Gray hair, one of the biggest frontiers to be faced in life, and one of the last too. Many fear it and secretly peruse a rapidly-gained almost encyclopedic knowledge of hair colorants and rather inventive techniques to avoid being the proverbial ‘sore thumb’ sticking out in public. Perhaps it has to do with the fear of being seen as old; perhaps, more probable, it is the fear of accepting that it is the beginning of the end – and end that will come more sooner than later if the first half of life is anything to go by. But why gray hair? What is it and why can’t children get it?

Well, some children can get gray hair – perhaps not as often as among adults, but it happens. And if you want to find out the cause of gray hair, then you’d obviously have to look at why hair can be black, brown, red and blonde. The answer to this can be summed up in one word: pigmentation.

Eumelanin and pheomelanin are two types of pigment, the former existing as a color between black and brown and the latter between yellow and red-brown. Depending on your genetic makeup, you may either have a greater amount of eumelanin that is either browner or more black, or you may have more pheomelanin in any of its yellow to red-brown variations. Now, in terms of gray hair this doesn’t mean much, unless you take into account that these various forms of pigment are produced and stored in melanocytes which are made by stem cells which are located at the base of the hair follicles. Gray hair occurs when these stem cells die and can no longer produce the melanocytes which gave the hair its natural color – something which is predetermined by our genes.
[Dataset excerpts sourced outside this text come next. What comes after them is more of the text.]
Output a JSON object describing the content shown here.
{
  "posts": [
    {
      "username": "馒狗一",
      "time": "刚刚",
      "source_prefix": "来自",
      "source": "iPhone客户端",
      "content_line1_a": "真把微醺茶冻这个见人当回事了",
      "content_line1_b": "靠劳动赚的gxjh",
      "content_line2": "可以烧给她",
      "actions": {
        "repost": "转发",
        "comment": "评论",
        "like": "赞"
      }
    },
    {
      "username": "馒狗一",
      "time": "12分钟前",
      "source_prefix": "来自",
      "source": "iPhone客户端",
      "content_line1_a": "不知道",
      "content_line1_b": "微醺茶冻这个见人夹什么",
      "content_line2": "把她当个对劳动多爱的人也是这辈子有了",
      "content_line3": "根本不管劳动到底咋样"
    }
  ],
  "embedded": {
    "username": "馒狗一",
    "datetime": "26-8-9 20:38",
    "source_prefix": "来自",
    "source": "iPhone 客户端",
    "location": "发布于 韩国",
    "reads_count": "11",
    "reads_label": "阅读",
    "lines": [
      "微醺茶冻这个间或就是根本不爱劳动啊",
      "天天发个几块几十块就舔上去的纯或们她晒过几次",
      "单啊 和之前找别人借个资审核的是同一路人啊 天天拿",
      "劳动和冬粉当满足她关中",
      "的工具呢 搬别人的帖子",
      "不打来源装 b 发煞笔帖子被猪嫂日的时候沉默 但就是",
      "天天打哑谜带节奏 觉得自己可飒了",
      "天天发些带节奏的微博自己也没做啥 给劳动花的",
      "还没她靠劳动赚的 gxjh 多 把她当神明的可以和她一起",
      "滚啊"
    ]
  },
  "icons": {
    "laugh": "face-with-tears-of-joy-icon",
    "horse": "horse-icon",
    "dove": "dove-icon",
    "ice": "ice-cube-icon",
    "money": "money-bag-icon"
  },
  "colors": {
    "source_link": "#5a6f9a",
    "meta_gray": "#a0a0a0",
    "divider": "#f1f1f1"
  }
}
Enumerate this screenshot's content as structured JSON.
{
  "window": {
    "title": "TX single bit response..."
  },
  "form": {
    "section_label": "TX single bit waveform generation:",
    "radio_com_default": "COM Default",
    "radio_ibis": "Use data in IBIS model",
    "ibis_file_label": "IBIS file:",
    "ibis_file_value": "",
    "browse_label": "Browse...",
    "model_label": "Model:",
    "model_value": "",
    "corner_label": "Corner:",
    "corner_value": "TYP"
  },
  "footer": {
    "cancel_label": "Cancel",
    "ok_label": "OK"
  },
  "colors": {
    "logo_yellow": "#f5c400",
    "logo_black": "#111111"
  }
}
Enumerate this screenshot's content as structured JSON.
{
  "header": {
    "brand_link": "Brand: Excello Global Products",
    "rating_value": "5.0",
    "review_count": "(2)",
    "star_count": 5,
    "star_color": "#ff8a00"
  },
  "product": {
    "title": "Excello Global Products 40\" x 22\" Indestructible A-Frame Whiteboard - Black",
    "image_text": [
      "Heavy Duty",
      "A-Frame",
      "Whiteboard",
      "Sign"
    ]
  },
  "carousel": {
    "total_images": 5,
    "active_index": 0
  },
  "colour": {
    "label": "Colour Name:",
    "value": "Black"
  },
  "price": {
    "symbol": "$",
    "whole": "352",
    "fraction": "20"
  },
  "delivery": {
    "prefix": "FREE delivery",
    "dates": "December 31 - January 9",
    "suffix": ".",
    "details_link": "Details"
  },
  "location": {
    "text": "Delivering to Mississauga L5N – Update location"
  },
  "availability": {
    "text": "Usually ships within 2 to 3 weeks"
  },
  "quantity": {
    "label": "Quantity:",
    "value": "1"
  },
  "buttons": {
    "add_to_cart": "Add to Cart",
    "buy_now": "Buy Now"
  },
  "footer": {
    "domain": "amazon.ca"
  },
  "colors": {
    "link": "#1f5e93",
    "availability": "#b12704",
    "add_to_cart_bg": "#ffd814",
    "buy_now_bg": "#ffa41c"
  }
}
But aside from aging, there are also other reasons for having gray hair, more often than not, prematurely. Most obviously, eating habits and smoking (tobacco products) top this list for the cause of gray hair. A deficiency in Vitamin B12 (Cobalamin) which is used for cell metabolism is primarily to blame as far as eating habits go. Vitamin B12 is fairly abundant in most food sources which are derived from animals, which means that strict vegans are more susceptible and possibly their children too, seeing as this deficiency can be passed by a pregnant mother to her unborn child. Other factors that may lead to premature gray hair are a variety of thyroid disorders as well as menopause.

Regardless of the source of our gray hair agony, we as a public have over the years invested in billions of dollars worth of hair dyes and bleaches. Needless to say gray hair is seen as something unattractive for some; something that makes them feel old and affect their self-confidence. This is of course more true for women than for men. While in men a ‘salt-and-pepper’ appearance equals something akin to gravitas or physical dignity – something that says “I’m trustworthy and stable” – and might even turn a few heads, the same cannot be said for the members of the fairer sex who have gray hair, regardless of their age and appearance in other areas.